If you watch reality and other programs (even drama) there is a huge swing over to handheld and natural camera motion in these shows and maybe this makes them more human (also less costly to produce as the cameraman hoists a camera on his shoulder and films instead of setting up dolly tracks) Even the multicam aspect seems to have gone and a two shot uses one camera with a wobbly fast pan from person to person and back again. I know a lot of videographers are out to achieve the perfect stable shot but even top BBC docs you can see the wobbles if you watch the top frame and see it move all over...obviously acceptable to viewers as they are still on the air.

Whether brides want a technically perfect wedding shoot or whether they want something natural is hard to decide ... I'm still shooting natural with no sliders and minimum tripod and maximum interaction.
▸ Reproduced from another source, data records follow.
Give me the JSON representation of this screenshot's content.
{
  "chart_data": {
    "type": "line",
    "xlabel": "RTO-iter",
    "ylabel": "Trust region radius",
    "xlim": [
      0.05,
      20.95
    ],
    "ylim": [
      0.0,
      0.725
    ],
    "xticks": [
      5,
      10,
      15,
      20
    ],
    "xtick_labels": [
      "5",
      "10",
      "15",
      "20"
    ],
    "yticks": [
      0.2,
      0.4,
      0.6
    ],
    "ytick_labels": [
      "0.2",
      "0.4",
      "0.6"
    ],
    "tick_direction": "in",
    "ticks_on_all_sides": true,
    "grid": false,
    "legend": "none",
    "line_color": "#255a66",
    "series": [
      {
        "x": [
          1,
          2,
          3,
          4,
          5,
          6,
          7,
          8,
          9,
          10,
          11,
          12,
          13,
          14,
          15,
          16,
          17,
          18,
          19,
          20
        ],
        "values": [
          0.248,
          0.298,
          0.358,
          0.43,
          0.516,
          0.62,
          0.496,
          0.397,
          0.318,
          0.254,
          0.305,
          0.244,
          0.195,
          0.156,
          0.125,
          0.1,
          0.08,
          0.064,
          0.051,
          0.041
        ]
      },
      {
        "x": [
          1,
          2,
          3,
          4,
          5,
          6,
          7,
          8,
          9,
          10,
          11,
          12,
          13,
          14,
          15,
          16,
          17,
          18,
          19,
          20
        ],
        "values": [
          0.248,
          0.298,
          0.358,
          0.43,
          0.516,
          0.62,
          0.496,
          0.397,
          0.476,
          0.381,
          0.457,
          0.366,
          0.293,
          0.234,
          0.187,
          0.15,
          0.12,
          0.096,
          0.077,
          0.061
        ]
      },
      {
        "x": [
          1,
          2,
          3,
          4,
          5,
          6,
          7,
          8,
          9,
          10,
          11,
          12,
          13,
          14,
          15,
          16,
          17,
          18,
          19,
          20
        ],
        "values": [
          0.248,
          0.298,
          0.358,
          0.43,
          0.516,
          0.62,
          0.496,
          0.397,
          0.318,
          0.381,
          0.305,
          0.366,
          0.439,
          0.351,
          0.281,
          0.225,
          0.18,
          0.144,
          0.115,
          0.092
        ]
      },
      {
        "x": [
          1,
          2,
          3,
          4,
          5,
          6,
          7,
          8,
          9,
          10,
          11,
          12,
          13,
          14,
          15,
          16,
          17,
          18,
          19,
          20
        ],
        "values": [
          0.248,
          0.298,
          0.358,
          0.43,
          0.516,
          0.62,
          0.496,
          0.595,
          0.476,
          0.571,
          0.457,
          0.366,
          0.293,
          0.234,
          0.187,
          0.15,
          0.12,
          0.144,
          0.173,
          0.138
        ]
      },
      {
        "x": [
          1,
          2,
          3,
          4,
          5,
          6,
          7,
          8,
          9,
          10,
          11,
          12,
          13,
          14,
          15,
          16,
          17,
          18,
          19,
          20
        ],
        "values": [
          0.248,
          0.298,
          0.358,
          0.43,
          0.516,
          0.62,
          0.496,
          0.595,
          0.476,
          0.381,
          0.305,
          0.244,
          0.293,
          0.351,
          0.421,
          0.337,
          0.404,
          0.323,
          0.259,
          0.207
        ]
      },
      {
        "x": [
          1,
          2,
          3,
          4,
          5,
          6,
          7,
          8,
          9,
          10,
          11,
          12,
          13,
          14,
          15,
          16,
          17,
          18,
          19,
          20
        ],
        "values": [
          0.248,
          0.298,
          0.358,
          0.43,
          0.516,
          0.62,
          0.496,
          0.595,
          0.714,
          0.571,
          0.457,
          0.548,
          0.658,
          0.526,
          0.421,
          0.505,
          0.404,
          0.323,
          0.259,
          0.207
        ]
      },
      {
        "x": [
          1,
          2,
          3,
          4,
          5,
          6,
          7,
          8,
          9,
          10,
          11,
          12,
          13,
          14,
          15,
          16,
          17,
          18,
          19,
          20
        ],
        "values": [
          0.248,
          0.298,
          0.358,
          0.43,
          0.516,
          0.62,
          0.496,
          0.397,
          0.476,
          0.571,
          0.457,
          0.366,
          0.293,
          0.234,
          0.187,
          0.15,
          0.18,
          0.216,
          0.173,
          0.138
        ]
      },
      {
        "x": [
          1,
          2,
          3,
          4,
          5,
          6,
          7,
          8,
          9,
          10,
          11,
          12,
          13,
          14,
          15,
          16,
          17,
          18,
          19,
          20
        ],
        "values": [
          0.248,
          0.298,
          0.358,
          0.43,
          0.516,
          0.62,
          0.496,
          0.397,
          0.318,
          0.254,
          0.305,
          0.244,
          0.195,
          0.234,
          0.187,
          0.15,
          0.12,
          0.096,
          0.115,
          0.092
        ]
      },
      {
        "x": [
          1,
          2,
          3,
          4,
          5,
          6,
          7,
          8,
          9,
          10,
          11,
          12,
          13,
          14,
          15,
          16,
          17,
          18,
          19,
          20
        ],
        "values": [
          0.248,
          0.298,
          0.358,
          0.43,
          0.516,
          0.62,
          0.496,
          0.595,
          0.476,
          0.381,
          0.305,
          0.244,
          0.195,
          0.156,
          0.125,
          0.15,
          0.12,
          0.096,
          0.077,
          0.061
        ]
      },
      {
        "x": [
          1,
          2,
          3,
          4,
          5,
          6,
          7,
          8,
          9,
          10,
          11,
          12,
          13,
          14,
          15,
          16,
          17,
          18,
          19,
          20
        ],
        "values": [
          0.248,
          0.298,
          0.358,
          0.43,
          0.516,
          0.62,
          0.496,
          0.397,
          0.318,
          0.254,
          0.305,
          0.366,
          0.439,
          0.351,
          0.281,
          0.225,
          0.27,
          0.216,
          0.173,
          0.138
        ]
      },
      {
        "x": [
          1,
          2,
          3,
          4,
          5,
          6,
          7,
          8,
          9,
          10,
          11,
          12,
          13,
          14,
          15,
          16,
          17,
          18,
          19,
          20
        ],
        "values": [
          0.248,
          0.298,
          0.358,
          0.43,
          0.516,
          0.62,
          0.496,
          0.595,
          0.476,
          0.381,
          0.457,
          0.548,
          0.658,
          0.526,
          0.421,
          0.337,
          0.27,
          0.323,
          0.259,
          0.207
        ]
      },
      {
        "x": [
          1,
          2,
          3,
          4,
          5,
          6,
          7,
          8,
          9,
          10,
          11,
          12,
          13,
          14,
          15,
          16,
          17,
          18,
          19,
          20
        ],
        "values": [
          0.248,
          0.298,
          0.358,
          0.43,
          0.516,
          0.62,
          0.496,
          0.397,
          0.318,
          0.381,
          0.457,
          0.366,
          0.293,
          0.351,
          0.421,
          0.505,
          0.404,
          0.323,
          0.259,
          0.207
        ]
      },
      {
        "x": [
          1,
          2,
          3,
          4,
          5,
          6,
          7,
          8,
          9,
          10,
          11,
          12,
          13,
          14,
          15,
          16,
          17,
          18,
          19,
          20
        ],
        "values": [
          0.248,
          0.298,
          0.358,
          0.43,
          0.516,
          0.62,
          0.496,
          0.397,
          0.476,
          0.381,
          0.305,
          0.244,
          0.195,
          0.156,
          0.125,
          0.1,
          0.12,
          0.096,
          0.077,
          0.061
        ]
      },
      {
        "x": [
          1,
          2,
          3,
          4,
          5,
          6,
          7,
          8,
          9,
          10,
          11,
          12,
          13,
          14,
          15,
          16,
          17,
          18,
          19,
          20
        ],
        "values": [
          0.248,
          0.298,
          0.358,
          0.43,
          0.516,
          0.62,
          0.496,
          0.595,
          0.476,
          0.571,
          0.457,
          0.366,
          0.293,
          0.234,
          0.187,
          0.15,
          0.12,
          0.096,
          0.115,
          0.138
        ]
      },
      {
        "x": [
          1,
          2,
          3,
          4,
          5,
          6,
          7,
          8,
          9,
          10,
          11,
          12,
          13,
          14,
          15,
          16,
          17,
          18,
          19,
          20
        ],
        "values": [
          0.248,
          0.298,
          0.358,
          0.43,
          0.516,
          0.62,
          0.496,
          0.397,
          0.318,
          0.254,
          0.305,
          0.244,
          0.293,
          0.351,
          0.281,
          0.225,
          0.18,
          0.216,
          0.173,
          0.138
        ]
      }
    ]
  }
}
What I REALLY think is the bride is so engrossed in seeing how stunning her dress is and how good her bridal party look she couldn't care less about technical issues that the poor cameraman has struggled to achieve.

Chris

Don Bloom
March 29th, 2013, 08:12 AM
I have always tried to avoid pans, tilts and zooms in my edit especially in the ceremony BUT...having said that, if used properly and in context, IOW, don't show a swish pan or a crash zoom just to show it, it can be an effective tool. Again not so much in the ceremony but for the dancing portion of the reception, for the prep and preceremony and for the post ceremony time, used sparingly and in the vein of the music that is being used, the mood that's trying to be set, it can work.
I've said for years, when shooting any job or any portion of any job, I don't care how many cameras are running, I always shoot as if there are NO other cameras going (except TV work since I KNOW there will be others not just running but actually getting a shot) other than the one that I have my hands on, so if I have to do a pan, tilt or zoom, I try to do it in a slow controlled method.
Styles change, technology changes, but people don't. I think they still want solid stable footage properly exposed and composed! After that, it's a matter of what style, doc or cinematic but the most fantastic style means nothing with out good footage! So what's important? To me, it the quality of the footage not the style. One has nothing to do with the other.